We utilised Flk1+CD31-CD34- MSCs from CML patients for 4-6 passages, and there were chromosomal abnormities, indicating that mutation of CML happened at the hematoangioblast level. We thereby hypothesized that malignant mutation existed in stem cells more primordial than HSCs. Data from functional tests proved that CML-derived MSCs had abnormal immuno-modulatory function, although their MSCs showed normal karyotype. An inhibitory effect on T cell proliferation is an important characteristic of MSC in immuno-modulatory action. A previous study, in accordance with another report, suggested that the inhibitory effect on T cell proliferation might be through cell cycle arrest. MSCs from healthy volunteers could obviously block T cells in G0/G1 phase. In this study, inhibitory effects of MDS-derived MSCs on T cell proliferation were obviously impaired. Moreover, no significant cell cycle arrest was observed in PHA-stimulated T cells cocultured with CML-derived MSCs. In addition, an inhibitory effect on T cell activation is another key point of immuno-modulatory function for MSCs, although there are still disputes[21, 22]. CD25, CD69 and CD44 are candidates for T cell activation in different phases. In our study, MSCs from healthy volunteers showed significant inhibitory effects on expression of T cell activation markers, but MSCs from CML patients showed very limited inhibitory effects. These results suggested that CML-derived MSCs have immunologic abnormalities and their application in immuno-modulation might be limited.
Normally, the invasion and metastasis by malignant tumor cells consists of three major steps: the receptor-mediated adhesion of tumor cells to the extracellular matrix, the degradation of the extracellular matrix by the proteinase secreted by the tumor cells, and the transfer and proliferation of tumor cells. So, the loose of ECM and secreted cytokines are important for the metastasis of the tumor cells from the primary tumor. Pathological conditions will change the tumor cell fate leading to invasion and metastasis, Local secretion of proteases have been implicated in this tumor-stroma crosstalk. Matrix Metalloproteinase-9 (MMP-9) is one of them which has the preferential ability to degrade denatured collagens (gelatin) and collagen type IV, the 2 main components of basement membranes and therefore plays a critical role in tumour progression and metastaisis. Moreover, its expression increases with the increased or greater proliferation of tumor cells.

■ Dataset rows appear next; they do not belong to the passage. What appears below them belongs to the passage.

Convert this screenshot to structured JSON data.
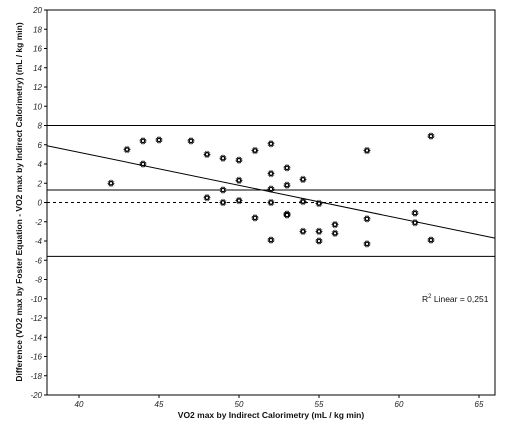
{
  "chart_data": {
    "type": "scatter",
    "title": "",
    "xlabel": "VO2 max by Indirect Calorimetry (mL / kg min)",
    "ylabel": "Difference (VO2 max by Foster Equation - VO2 max by Indirect Calorimetry) (mL / kg min)",
    "xlim": [
      38,
      66
    ],
    "ylim": [
      -20,
      20
    ],
    "xticks": [
      40,
      45,
      50,
      55,
      60,
      65
    ],
    "yticks": [
      20,
      18,
      16,
      14,
      12,
      10,
      8,
      6,
      4,
      2,
      0,
      -2,
      -4,
      -6,
      -8,
      -10,
      -12,
      -14,
      -16,
      -18,
      -20
    ],
    "grid": false,
    "points": [
      {
        "x": 42,
        "y": 2.0
      },
      {
        "x": 43,
        "y": 5.5
      },
      {
        "x": 44,
        "y": 6.4
      },
      {
        "x": 44,
        "y": 4.0
      },
      {
        "x": 45,
        "y": 6.5
      },
      {
        "x": 47,
        "y": 6.4
      },
      {
        "x": 48,
        "y": 5.0
      },
      {
        "x": 48,
        "y": 0.5
      },
      {
        "x": 49,
        "y": 4.6
      },
      {
        "x": 49,
        "y": 1.3
      },
      {
        "x": 49,
        "y": 0.0
      },
      {
        "x": 50,
        "y": 4.4
      },
      {
        "x": 50,
        "y": 2.3
      },
      {
        "x": 50,
        "y": 0.2
      },
      {
        "x": 51,
        "y": 5.4
      },
      {
        "x": 51,
        "y": -1.6
      },
      {
        "x": 52,
        "y": 6.1
      },
      {
        "x": 52,
        "y": 3.0
      },
      {
        "x": 52,
        "y": 1.4
      },
      {
        "x": 52,
        "y": 0.0
      },
      {
        "x": 52,
        "y": -3.9
      },
      {
        "x": 53,
        "y": 3.6
      },
      {
        "x": 53,
        "y": 1.8
      },
      {
        "x": 53,
        "y": -1.2
      },
      {
        "x": 53,
        "y": -1.3
      },
      {
        "x": 54,
        "y": 2.4
      },
      {
        "x": 54,
        "y": 0.1
      },
      {
        "x": 54,
        "y": -3.0
      },
      {
        "x": 55,
        "y": -0.1
      },
      {
        "x": 55,
        "y": -3.0
      },
      {
        "x": 55,
        "y": -4.0
      },
      {
        "x": 56,
        "y": -2.3
      },
      {
        "x": 56,
        "y": -3.2
      },
      {
        "x": 58,
        "y": 5.4
      },
      {
        "x": 58,
        "y": -1.7
      },
      {
        "x": 58,
        "y": -4.3
      },
      {
        "x": 61,
        "y": -1.1
      },
      {
        "x": 61,
        "y": -2.1
      },
      {
        "x": 62,
        "y": 6.9
      },
      {
        "x": 62,
        "y": -3.9
      }
    ],
    "reference_lines": {
      "mean": 1.3,
      "upper_limit": 8.0,
      "lower_limit": -5.6,
      "zero_dashed": 0
    },
    "fit_line": {
      "x": [
        38,
        66
      ],
      "y": [
        5.9,
        -3.7
      ]
    },
    "annotation": {
      "label": "R",
      "superscript": "2",
      "text": " Linear = 0,251"
    }
  }
}
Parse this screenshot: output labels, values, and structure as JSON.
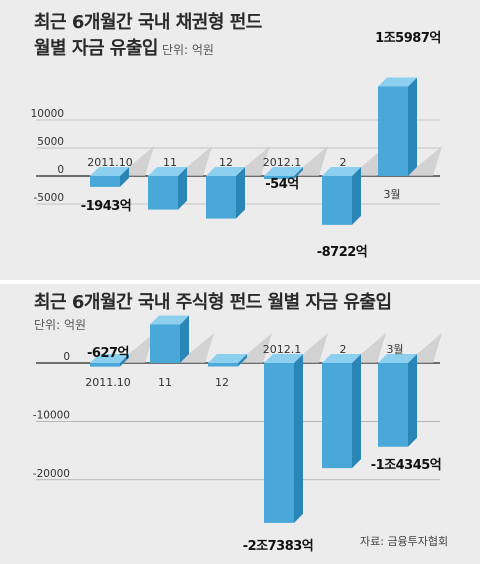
{
  "source": "자료: 금융투자협회",
  "chart_data": [
    {
      "type": "bar",
      "title": "최근 6개월간 국내 채권형 펀드",
      "title_line2": "월별 자금 유출입",
      "unit_label": "단위: 억원",
      "categories": [
        "2011.10",
        "11",
        "12",
        "2012.1",
        "2",
        "3월"
      ],
      "values": [
        -1943,
        -6000,
        -7600,
        -54,
        -8722,
        15987
      ],
      "value_labels": [
        "-1943억",
        "",
        "",
        "-54억",
        "-8722억",
        "1조5987억"
      ],
      "yticks": [
        10000,
        5000,
        0,
        -5000
      ],
      "ylim": [
        -9500,
        17500
      ],
      "colors": {
        "front": "#4aa8d8",
        "side": "#2a86b6",
        "top": "#8ccfee",
        "shadow": "#c9c9c9"
      }
    },
    {
      "type": "bar",
      "title": "최근 6개월간 국내 주식형 펀드 월별 자금 유출입",
      "unit_label": "단위: 억원",
      "categories": [
        "2011.10",
        "11",
        "12",
        "2012.1",
        "2",
        "3월"
      ],
      "values": [
        -627,
        6600,
        -600,
        -27383,
        -18000,
        -14345
      ],
      "value_labels": [
        "-627억",
        "",
        "",
        "-2조7383억",
        "",
        "-1조4345억"
      ],
      "yticks": [
        0,
        -10000,
        -20000
      ],
      "ylim": [
        -30000,
        9000
      ],
      "colors": {
        "front": "#4aa8d8",
        "side": "#2a86b6",
        "top": "#8ccfee",
        "shadow": "#c9c9c9"
      }
    }
  ]
}
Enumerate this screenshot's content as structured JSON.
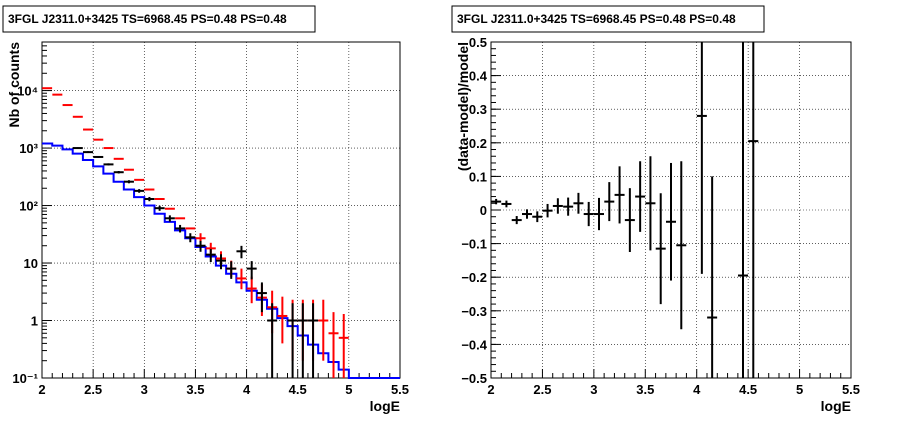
{
  "chart_data": [
    {
      "type": "histogram",
      "title": "3FGL J2311.0+3425 TS=6968.45 PS=0.48 PS=0.48",
      "xlabel": "logE",
      "ylabel": "Nb of counts",
      "xlim": [
        2,
        5.5
      ],
      "ylim": [
        0.1,
        70000
      ],
      "yscale": "log",
      "grid": true,
      "x_ticks": [
        2,
        2.5,
        3,
        3.5,
        4,
        4.5,
        5,
        5.5
      ],
      "x_tick_labels": [
        "2",
        "2.5",
        "3",
        "3.5",
        "4",
        "4.5",
        "5",
        "5.5"
      ],
      "y_ticks": [
        0.1,
        1,
        10,
        100,
        1000,
        10000
      ],
      "y_tick_labels": [
        "10⁻¹",
        "1",
        "10",
        "10²",
        "10³",
        "10⁴"
      ],
      "bin_edges": [
        2.0,
        2.1,
        2.2,
        2.3,
        2.4,
        2.5,
        2.6,
        2.7,
        2.8,
        2.9,
        3.0,
        3.1,
        3.2,
        3.3,
        3.4,
        3.5,
        3.6,
        3.7,
        3.8,
        3.9,
        4.0,
        4.1,
        4.2,
        4.3,
        4.4,
        4.5,
        4.6,
        4.7,
        4.8,
        4.9,
        5.0,
        5.1,
        5.2,
        5.3,
        5.4,
        5.5
      ],
      "series": [
        {
          "kind": "model-step",
          "color": "#0000ff",
          "values": [
            1200,
            1100,
            950,
            800,
            620,
            480,
            360,
            260,
            190,
            140,
            100,
            72,
            52,
            37,
            27,
            19,
            13,
            9,
            6.5,
            4.6,
            3.3,
            2.3,
            1.6,
            1.1,
            0.8,
            0.55,
            0.38,
            0.27,
            0.19,
            0.14,
            0.1,
            0.1,
            0.1,
            0.1,
            0.1
          ]
        },
        {
          "kind": "points-red",
          "color": "#ff0000",
          "x": [
            2.05,
            2.15,
            2.25,
            2.35,
            2.45,
            2.55,
            2.65,
            2.75,
            2.85,
            2.95,
            3.05,
            3.15,
            3.25,
            3.35,
            3.45,
            3.55,
            3.65,
            3.75,
            3.85,
            3.95,
            4.05,
            4.15,
            4.25,
            4.35,
            4.45,
            4.55,
            4.65,
            4.75,
            4.85,
            4.95
          ],
          "y": [
            11000,
            8500,
            5600,
            3500,
            2100,
            1400,
            1000,
            650,
            420,
            280,
            190,
            130,
            88,
            60,
            40,
            27,
            18,
            12,
            8,
            5.4,
            3.6,
            2.5,
            1.7,
            1.2,
            1.0,
            1.0,
            1.0,
            1.0,
            0.6,
            0.5
          ],
          "err_lo": [
            0,
            0,
            0,
            0,
            0,
            0,
            0,
            0,
            0,
            0,
            0,
            0,
            0,
            0,
            0,
            4,
            3,
            3,
            2.3,
            1.9,
            1.6,
            1.3,
            1.1,
            0.8,
            0.8,
            0.8,
            0.8,
            0.8,
            0.5,
            0.4
          ],
          "err_hi": [
            0,
            0,
            0,
            0,
            0,
            0,
            0,
            0,
            0,
            0,
            0,
            0,
            0,
            0,
            0,
            6,
            4.5,
            4,
            3,
            2.6,
            2.2,
            1.8,
            1.6,
            1.4,
            1.3,
            1.3,
            1.3,
            1.3,
            0.8,
            0.8
          ]
        },
        {
          "kind": "points-black",
          "color": "#000000",
          "x": [
            2.35,
            2.45,
            2.55,
            2.65,
            2.75,
            2.85,
            2.95,
            3.05,
            3.15,
            3.25,
            3.35,
            3.45,
            3.55,
            3.65,
            3.75,
            3.85,
            3.95,
            4.05,
            4.15,
            4.25,
            4.45,
            4.55,
            4.65
          ],
          "y": [
            1000,
            850,
            700,
            520,
            380,
            260,
            180,
            130,
            90,
            60,
            40,
            28,
            20,
            14,
            11,
            8,
            16,
            8,
            3.0,
            1.0,
            1.0,
            1.0,
            1.0
          ],
          "err_lo": [
            30,
            30,
            25,
            22,
            19,
            16,
            13,
            11,
            9,
            7.5,
            6,
            5,
            4.3,
            3.6,
            3.2,
            2.7,
            3.9,
            2.8,
            1.6,
            0.9,
            0.9,
            0.9,
            0.9
          ],
          "err_hi": [
            30,
            30,
            25,
            22,
            19,
            16,
            13,
            11,
            9,
            7.5,
            6,
            5,
            4.3,
            3.6,
            3.2,
            2.7,
            3.9,
            2.8,
            1.6,
            1.0,
            1.0,
            1.0,
            1.0
          ]
        }
      ]
    },
    {
      "type": "scatter",
      "title": "3FGL J2311.0+3425 TS=6968.45 PS=0.48 PS=0.48",
      "xlabel": "logE",
      "ylabel": "(data-model)/model",
      "xlim": [
        2,
        5.5
      ],
      "ylim": [
        -0.5,
        0.5
      ],
      "grid": true,
      "x_ticks": [
        2,
        2.5,
        3,
        3.5,
        4,
        4.5,
        5,
        5.5
      ],
      "x_tick_labels": [
        "2",
        "2.5",
        "3",
        "3.5",
        "4",
        "4.5",
        "5",
        "5.5"
      ],
      "y_ticks": [
        -0.5,
        -0.4,
        -0.3,
        -0.2,
        -0.1,
        0,
        0.1,
        0.2,
        0.3,
        0.4,
        0.5
      ],
      "y_tick_labels": [
        "−0.5",
        "−0.4",
        "−0.3",
        "−0.2",
        "−0.1",
        "0",
        "0.1",
        "0.2",
        "0.3",
        "0.4",
        "0.5"
      ],
      "series": [
        {
          "color": "#000000",
          "x": [
            2.05,
            2.15,
            2.25,
            2.35,
            2.45,
            2.55,
            2.65,
            2.75,
            2.85,
            2.95,
            3.05,
            3.15,
            3.25,
            3.35,
            3.45,
            3.55,
            3.65,
            3.75,
            3.85,
            4.05,
            4.15,
            4.45,
            4.55
          ],
          "y": [
            0.025,
            0.018,
            -0.03,
            -0.012,
            -0.02,
            -0.002,
            0.012,
            0.01,
            0.02,
            -0.012,
            -0.012,
            0.025,
            0.045,
            -0.03,
            0.04,
            0.02,
            -0.115,
            -0.035,
            -0.105,
            0.28,
            -0.32,
            -0.195,
            0.205
          ],
          "err": [
            0.008,
            0.01,
            0.012,
            0.014,
            0.016,
            0.02,
            0.023,
            0.027,
            0.031,
            0.036,
            0.048,
            0.058,
            0.085,
            0.095,
            0.105,
            0.14,
            0.165,
            0.175,
            0.25,
            0.47,
            0.42,
            0.75,
            0.75
          ]
        }
      ]
    }
  ]
}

We used a ds-RNA to interfere with the expression of MMP-9 gene in CML MSC and our findings support the conclusion that MMP-9 constitutes a trigger for the switch between adhesive and invasive states in CML MSC by changing the ICAM-1 from membrane-anchored state to solvable one leading to tumor cell immune evasion and metastasis.
In conclusion, the immune function of CML patient-derived MSCs showed that their immuno-modulatory ability, compared to MSCs from healthy volunteers, was impaired, whichmight be a cause for an abnormal hematopoietic environment. This indicates that autologous MSCs transplantation might be futile. Instead, allogenic MSCs transplantation might be a better choice to ameliorate CML.